Barış Bıçakçı'yı çoğu kişi gibi "Bizim Büyük Çaresizliğimiz" romanıyla tanıdım. Diğer kitapları idefix'de sürekli "Tükendi" olarak görünüyordu, siparişlerime denk gelmedi. Geçenlerde D&R'da gezerken görünce "Bir Süre Yere Paralel Gittikten Sonra" ve "Sinek Isırıklarının Müellifi" kitaplarını aldım. İlk olarak BSYPGS diye komik bir şekilde kısaltabileceğim bu kitabı okudum. Sonra da Sinek Isırıklarının Müellifi'ni.

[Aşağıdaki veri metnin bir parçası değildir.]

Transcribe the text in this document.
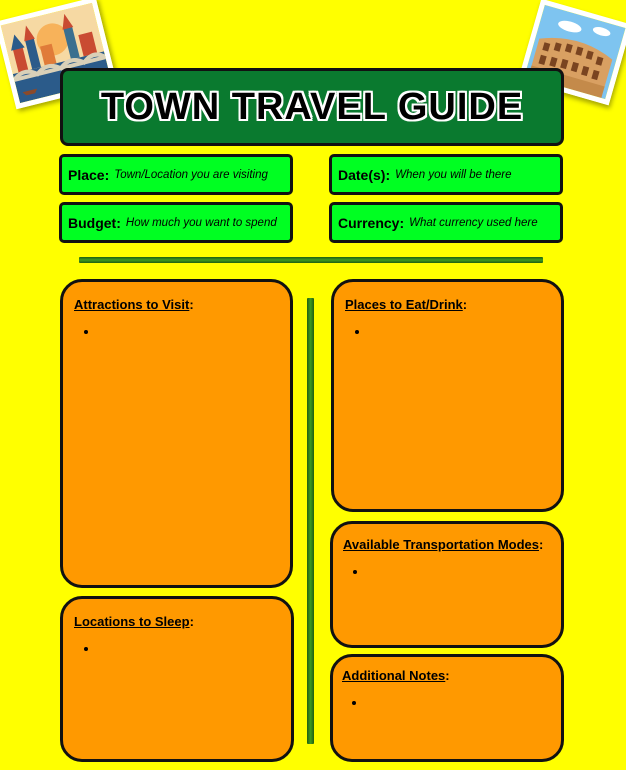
TOWN TRAVEL GUIDE
Place: Town/Location you are visiting	Date(s): When you will be there
Budget: How much you want to spend	Currency: What currency used here
Attractions to Visit:
•
Locations to Sleep:
•
Places to Eat/Drink:
•
Available Transportation Modes:
•
Additional Notes:
•
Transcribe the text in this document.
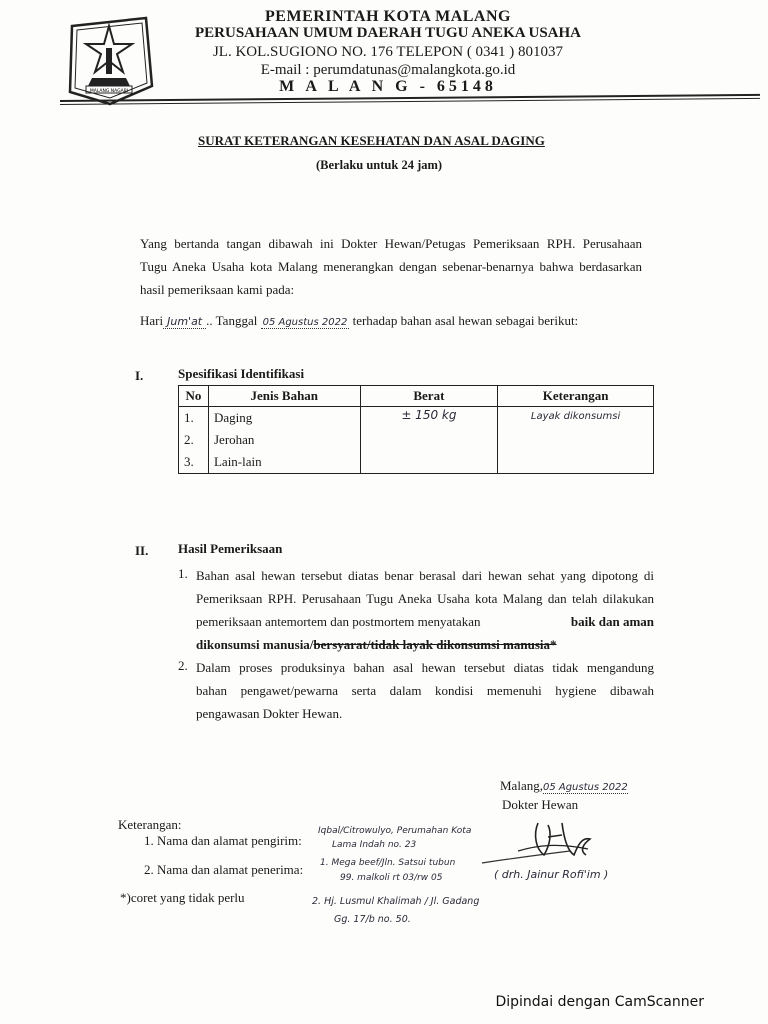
MALANG NAGARI
PEMERINTAH KOTA MALANG
PERUSAHAAN UMUM DAERAH TUGU ANEKA USAHA
JL. KOL.SUGIONO NO. 176 TELEPON ( 0341 ) 801037
E-mail : perumdatunas@malangkota.go.id
M A L A N G - 65148
SURAT KETERANGAN KESEHATAN DAN ASAL DAGING
(Berlaku untuk 24 jam)
Yang bertanda tangan dibawah ini Dokter Hewan/Petugas Pemeriksaan RPH. Perusahaan
Tugu Aneka Usaha kota Malang menerangkan dengan sebenar-benarnya bahwa berdasarkan
hasil pemeriksaan kami pada:
Hari Jum'at .. Tanggal 05 Agustus 2022 terhadap bahan asal hewan sebagai berikut:
I.	Spesifikasi Identifikasi
No	Jenis Bahan	Berat	Keterangan
1.	Daging	± 150 kg	Layak dikonsumsi
2.	Jerohan		
3.	Lain-lain		
II. Hasil Pemeriksaan
1. Bahan asal hewan tersebut diatas benar berasal dari hewan sehat yang dipotong di
Pemeriksaan RPH. Perusahaan Tugu Aneka Usaha kota Malang dan telah dilakukan
pemeriksaan antemortem dan postmortem menyatakan	baik dan aman
dikonsumsi manusia/bersyarat/tidak layak dikonsumsi manusia*
2. Dalam proses produksinya bahan asal hewan tersebut diatas tidak mengandung
bahan pengawet/pewarna serta dalam kondisi memenuhi hygiene dibawah
pengawasan Dokter Hewan.
Malang,05 Agustus 2022
Dokter Hewan
( drh. Jainur Rofi'im )
Keterangan:
1. Nama dan alamat pengirim:
Iqbal/Citrowulyo, Perumahan Kota
Lama Indah no. 23
2. Nama dan alamat penerima: 1. Mega beef/Jln. Satsui tubun
99. malkoli rt 03/rw 05
2. Hj. Lusmul Khalimah / Jl. Gadang
Gg. 17/b no. 50.
*)coret yang tidak perlu
Dipindai dengan CamScanner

Bu aralar canım sıkkın, kendimle ve hayatımla ilgili çokça düşünüyorum. Sorgulama dönemim denilebilir. Bu kitap da bu döneme denk gelince, belki de normalden fazla etkilendim. Kitapta öyküler var, ancak bütüne bakıldığında bir roman gibi algılanabilir. Konu tek cümle: "Başak isimli, ağabeyi ve annesiyle yaşayan bir kız, intihar etmiştir." Kitaptaki öyküler zaman olarak belirli bir sırada ilerlemiyor. Farklı dönemlerde, farklı anlatıcılar Başak'ı, kendilerini, intiharın hayatları üzerindeki etkisini anlatıyor. Kitabın ortalarına gelmeden, bazı anlatıcıların kim olduğunu veya zamanın ne zaman olduğunu anlayamayabilirsiniz.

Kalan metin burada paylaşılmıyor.